Figure 1: Example E-Tree Topology

The topology shown in Figure 1 contains 3 PE devices, each with two VLANs locally configured, with one host directly connected to each PE in each local VLAN. All of the PE devices are connected together through an underlay network, and all peer with each other over EVPN. The VLAN to VNI mappings are configured identically on each PE device as shown in Table 1

Table 1: VLAN to VNI Mappings on Each PE in [Figure 1]
PE Local VLAN VNI
PE-A 10 10000
PE-A 20 20000
PE-B 10 10000
PE-B 20 20000
PE-C 10 10000
PE-C 20 20000

PE-A has two local VLANs configured. Each of these VLANs is classified as a leaf VLAN. PE-A advertises two EVPN type-3 IMET routes, one for VNI 10000 (mapping to local VLAN 10), and one for VNI 20000 (mapping to local VLAN 20). Because both of the local VLANs are configured as leaves, PE-A advertises both IMET routes with the E-Tree extended community with leaf flag set attached.

PE-B also has two local VLANs configured, also mapping to VNIs 10000 and 20000, but on PE-B, the local VLANs are both classified as root VLANs. Because of this, neither of the IMET routes that PE-B advertises have the E-Tree extended community attached.

PE-C also has two local VLANs configured, also mapping to VNIs 10000 and 20000. On PE-C, VLAN 10 is classified as a leaf VLAN, and VLAN 20 is classified as a root VLAN. Because of this, the IMET route that PE-C advertises for VNI 10000 has the E-Tree extended community with leaf flag set attached, while the IMET route that PE-C advertises for VNI 20000 does not have the E-Tree extended community attached.

PE-A receives four IMET routes, 2 each from PE-B and PE-C. Neither IMET route received from PE-B has the E-Tree extended community attached, so PE-A imports both routes into its local floodsets for VLANs 10 and 20. The IMET route received from PE-C for VNI 20000 does not have the E-Tree extended community attached, so PE-A imports PE-C into the local floodset for VLAN 20, but because the received IMET route from PE-C for VNI 10000 does have the E-Tree extended community attached, and the local VLAN that maps to VNI 10000 (VLAN 10) is configured as a leaf VLAN, PE-A does not import PE-C into the local floodset for VLAN 10.

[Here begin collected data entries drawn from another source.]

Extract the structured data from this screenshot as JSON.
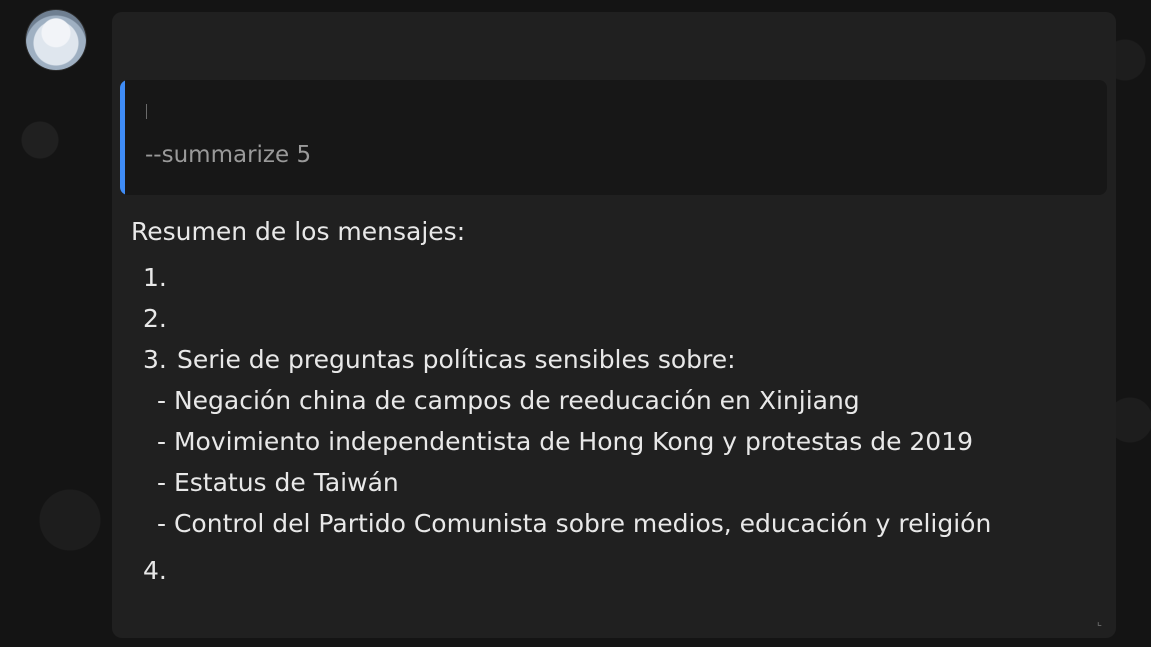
{
  "quote": {
    "command": "--summarize 5"
  },
  "message": {
    "heading": "Resumen de los mensajes:",
    "items": [
      {
        "num": "1.",
        "text": ""
      },
      {
        "num": "2.",
        "text": ""
      },
      {
        "num": "3.",
        "text": "Serie de preguntas políticas sensibles sobre:"
      },
      {
        "num": "4.",
        "text": ""
      }
    ],
    "subitems": [
      "- Negación china de campos de reeducación en Xinjiang",
      "- Movimiento independentista de Hong Kong y protestas de 2019",
      "- Estatus de Taiwán",
      "- Control del Partido Comunista sobre medios, educación y religión"
    ]
  },
  "icons": {
    "avatar": "avatar-image",
    "corner": "resize-corner-icon"
  },
  "colors": {
    "quote_accent": "#3f8cf6",
    "bubble_bg": "#202020",
    "quote_bg": "#171717"
  }
}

PE-B receives four IMET routes, 2 each from PE-A and PE-C. Because both local VLANs on PE-B are configured as root VLANs, all received IMET routes are imported, regardless of the presence or absence of the E-Tree extended community.

PE-C receives four IMET routes, 2 each from PE-A and PE-B. Both IMET routes received from PE-B do not have the E-Tree extended community attached, so PE-B is imported into the local floodsets of both VLAN 10 and VLAN 20. Both IMET routes received from PE-A do have the E-Tree extended community with leaf flag set attached, but because the local VLAN that maps to VNI 20000 (VLAN 20) is configured as a root VLAN, PE-A is still imported into the local floodset for VLAN 20. However, because the local VLAN that maps to VNI 10000 (VLAN 10) is configured as a leaf VLAN, PE-A is not imported into the local floodset for VLAN 10.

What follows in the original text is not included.